8) Exigences en matière de capacité supérieure d'absorption des pertes pour les BISN
Il est proposé d'assujettir les BISN à une exigence en matière de capacité supérieure d'absorption (CSA) devant être respectée par l'intermédiaire des fonds propres réglementaires (c.-à-d. les actions ordinaires et les instruments de FPUNV) et des créances de premier rang à long terme.
Il est proposé qu'une exigence minimale uniforme et publique s'applique à toutes les BISN en matière de CSA et que le gouvernement puisse, à sa discrétion, exiger des niveaux cibles d'absorption des pertes supérieurs à cette exigence pour certaines banques, s'il le juge nécessaire pour des raisons de stabilité financière. Le gouvernement propose que l'exigence en matière de CSA soit assortie d'une valeur précise comprise entre 17 % et 23 % des actifs pondérés en fonction des risques.
Pour éviter toute contagion en cas de conversion, les investissements dans les créances de premier rang à long terme d'autres banques ou dans les créances de premier rang à long terme d'une banque seraient déduits du montant de la dette en circulation de cette banque aux fins du respect de l'exigence en matière de CSA.
9) Transition
Le gouvernement propose que les pouvoirs de conversion ne s'appliquent qu'aux éléments de passif qui sont émis, créés ou renégociés après la date de mise en œuvre qu'il aura lui-même fixée. Ils ne s'appliqueraient pas de manière rétroactive aux éléments de passif en circulation à la date de mise en œuvre.
Il est également proposé d'instituer une période de transition après la date de mise en œuvre initiale précédant l'entrée en vigueur des pouvoirs de conversion et de l'obligation pour les BISN de se conformer à l'exigence en matière de CSA.
10) Dépôts des consommateurs
Les dépôts sont exclus du régime de recapitalisation interne proposé.

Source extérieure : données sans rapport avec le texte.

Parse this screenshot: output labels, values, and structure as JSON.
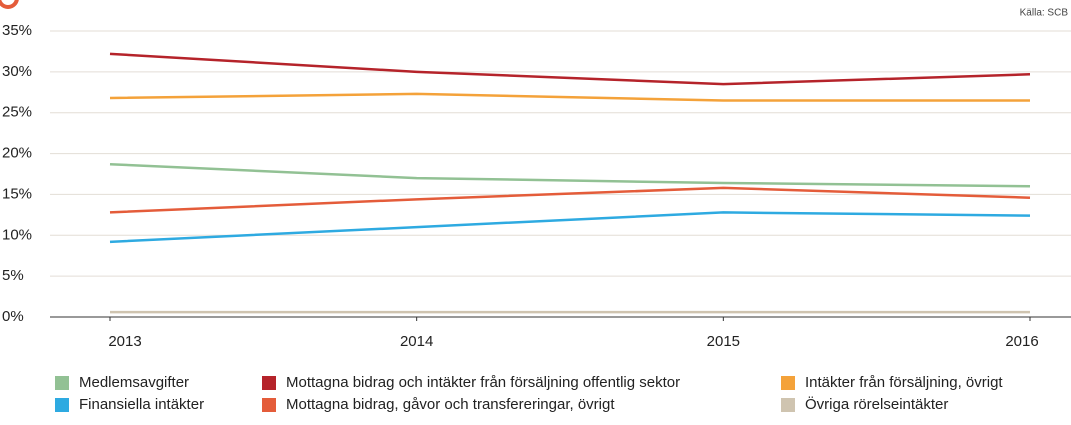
{
  "chart_data": {
    "type": "line",
    "source": "Källa: SCB",
    "x": [
      2013,
      2014,
      2015,
      2016
    ],
    "xlim": [
      2013,
      2016
    ],
    "xticks": [
      2013,
      2014,
      2015,
      2016
    ],
    "ylim": [
      0,
      35
    ],
    "yticks": [
      {
        "value": 0,
        "label": "0%"
      },
      {
        "value": 5,
        "label": "5%"
      },
      {
        "value": 10,
        "label": "10%"
      },
      {
        "value": 15,
        "label": "15%"
      },
      {
        "value": 20,
        "label": "20%"
      },
      {
        "value": 25,
        "label": "25%"
      },
      {
        "value": 30,
        "label": "30%"
      },
      {
        "value": 35,
        "label": "35%"
      }
    ],
    "grid": true,
    "legend": "bottom",
    "series": [
      {
        "name": "Medlemsavgifter",
        "color": "#92c194",
        "values": [
          18.7,
          17.0,
          16.4,
          16.0
        ]
      },
      {
        "name": "Mottagna bidrag och intäkter från försäljning offentlig sektor",
        "color": "#b5232a",
        "values": [
          32.2,
          30.0,
          28.5,
          29.7
        ]
      },
      {
        "name": "Intäkter från försäljning, övrigt",
        "color": "#f4a23a",
        "values": [
          26.8,
          27.3,
          26.5,
          26.5
        ]
      },
      {
        "name": "Finansiella intäkter",
        "color": "#2eaae1",
        "values": [
          9.2,
          11.0,
          12.8,
          12.4
        ]
      },
      {
        "name": "Mottagna bidrag, gåvor och transfereringar, övrigt",
        "color": "#e45c3a",
        "values": [
          12.8,
          14.4,
          15.8,
          14.6
        ]
      },
      {
        "name": "Övriga rörelseintäkter",
        "color": "#cfc4b0",
        "values": [
          0.6,
          0.6,
          0.6,
          0.6
        ]
      }
    ]
  }
}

Le document de consultation mentionne que le gouvernement entend procéder à un examen exhaustif du cadre canadien de l'assurance-dépôts.
Examen du cadre canadien de résolution bancaire
Le gouvernement examine les outils et les pouvoirs existants de la SADC dans le but de déterminer la meilleure façon d'intégrer le pouvoir de conversion à la trousse d'outils de celle-ci, et de s'assurer que la conversion peut faire partie d'unesolide stratégie globale de résolution correspondant aux objectifs gouvernementaux.
Le document de consultation indique que l'intégration des pouvoirs de conversion à la trousse d'outils du Canada en matière de résolution tiendra compte de l'évolution de la situation dans ce domaine au sein d'autres administrations. À cet égard, il décrit les approches adoptées aux États-Unis et au Royaume-Uni pour faire face à la défaillance éventuelle des institutions financières d'importance systémique, qui reposent dans les deux cas sur une structure de société de portefeuille. Au Canada, les BISN sont structurées de manière à ce que l'échelon le plus élevé de leur structure organisationnelle soit occupé par une banque en activité, et non pas par une société de portefeuille. Le document de consultation affirme que le gouvernement entend examiner les avantages que pourrait présenter l'adoption d'une structure de société de portefeuille pour les banques canadiennes à titre de moyen de renforcer la capacité des autorités de mener à bien la résolution de ces banques.